Your objective is simple: Widespread Misery.

Your motive is a little bit more complex: Power

Stage One

To begin your plan, you must first seduce a senator. This will cause the world to sense a grave disturbance in the force, terrified by your arrival. Who is this unholy menace? Where did they come from? And why do they look so good as a brain in a jar?

Stage Two

Next, you must seize control of the White House. This will all be done from a corporate tower, a mysterious place of unrivaled dark glory. Upon seeing this, the world will gibber like madmen, as countless hordes of the religious right hasten to do your every bidding.

Stage Three

Finally, you must reveal to the world your corporate takeover, bringing about the return of the antichrist. Your name shall become synonymous with fear, and no man will ever again dare interrupt your sentences. Everyone will bow before your cunning intelligence, and the world will have no choice but to give you control of the planet.
 

COCKLES

being watched
Powdered Toastman said:
And don't forget: http://www.chaosmatrix.org/library/humor/evilovl.html (very old, but still funny)

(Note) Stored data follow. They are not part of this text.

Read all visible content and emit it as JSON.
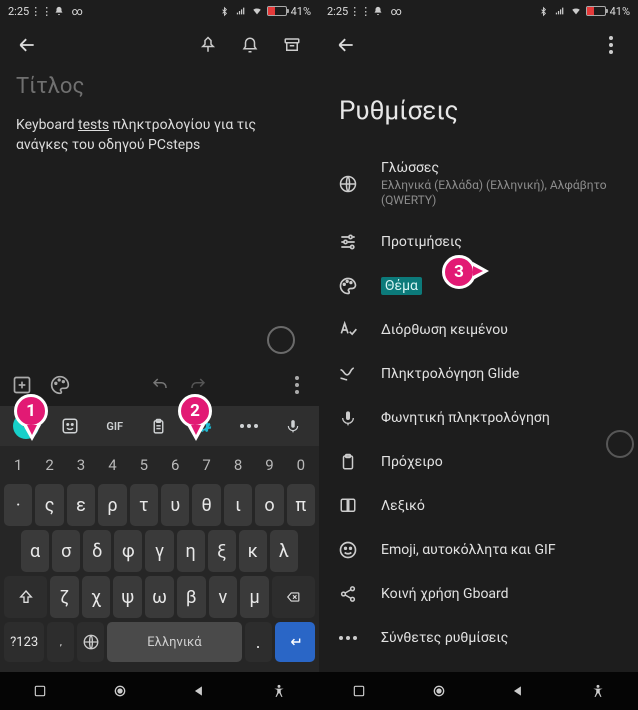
{
  "status": {
    "time": "2:25",
    "battery_pct": "41%"
  },
  "left": {
    "title_placeholder": "Τίτλος",
    "body_part1": "Keyboard ",
    "body_underlined": "tests",
    "body_part2": " πληκτρολογίου για τις ανάγκες του οδηγού PCsteps",
    "kbd_toolbar": {
      "gif_label": "GIF"
    },
    "keys": {
      "num": [
        "1",
        "2",
        "3",
        "4",
        "5",
        "6",
        "7",
        "8",
        "9",
        "0"
      ],
      "row1": [
        "·",
        "ς",
        "ε",
        "ρ",
        "τ",
        "υ",
        "θ",
        "ι",
        "ο",
        "π"
      ],
      "row2": [
        "α",
        "σ",
        "δ",
        "φ",
        "γ",
        "η",
        "ξ",
        "κ",
        "λ"
      ],
      "row3": [
        "ζ",
        "χ",
        "ψ",
        "ω",
        "β",
        "ν",
        "μ"
      ],
      "sym_key": "?123",
      "space_label": "Ελληνικά"
    }
  },
  "right": {
    "page_title": "Ρυθμίσεις",
    "items": [
      {
        "title": "Γλώσσες",
        "sub": "Ελληνικά (Ελλάδα) (Ελληνική), Αλφάβητο (QWERTY)"
      },
      {
        "title": "Προτιμήσεις"
      },
      {
        "title": "Θέμα",
        "highlight": true
      },
      {
        "title": "Διόρθωση κειμένου"
      },
      {
        "title": "Πληκτρολόγηση Glide"
      },
      {
        "title": "Φωνητική πληκτρολόγηση"
      },
      {
        "title": "Πρόχειρο"
      },
      {
        "title": "Λεξικό"
      },
      {
        "title": "Emoji, αυτοκόλλητα και GIF"
      },
      {
        "title": "Κοινή χρήση Gboard"
      },
      {
        "title": "Σύνθετες ρυθμίσεις"
      }
    ]
  },
  "callouts": {
    "c1": "1",
    "c2": "2",
    "c3": "3"
  }
}
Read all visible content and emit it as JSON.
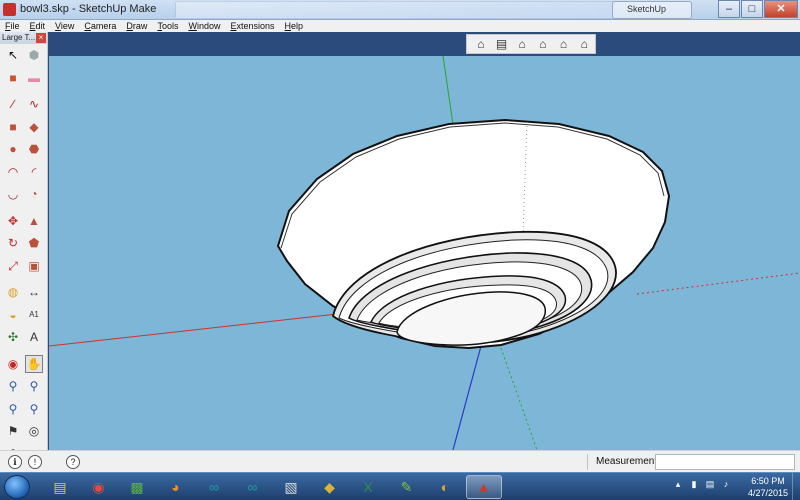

Haha. I actually thought of most of those when watching the Stargate 'Threads' episode this week. Especially when Anubis summons B'all before him and then...let's him live so he can witness Anubis's final victory.


11. I will be secure in my superiority. Therefore, I will feel no need to prove it by leaving clues in the form of riddles or leaving my weaker enemies alive to show they pose no threat.
 

Axsider

Banned
7. When I've captured my adversary and he says, "Look, before you kill me, will you at least tell me what this is all about?" I'll say, "No." and shoot him. No, on second thought I'll shoot him then say "No."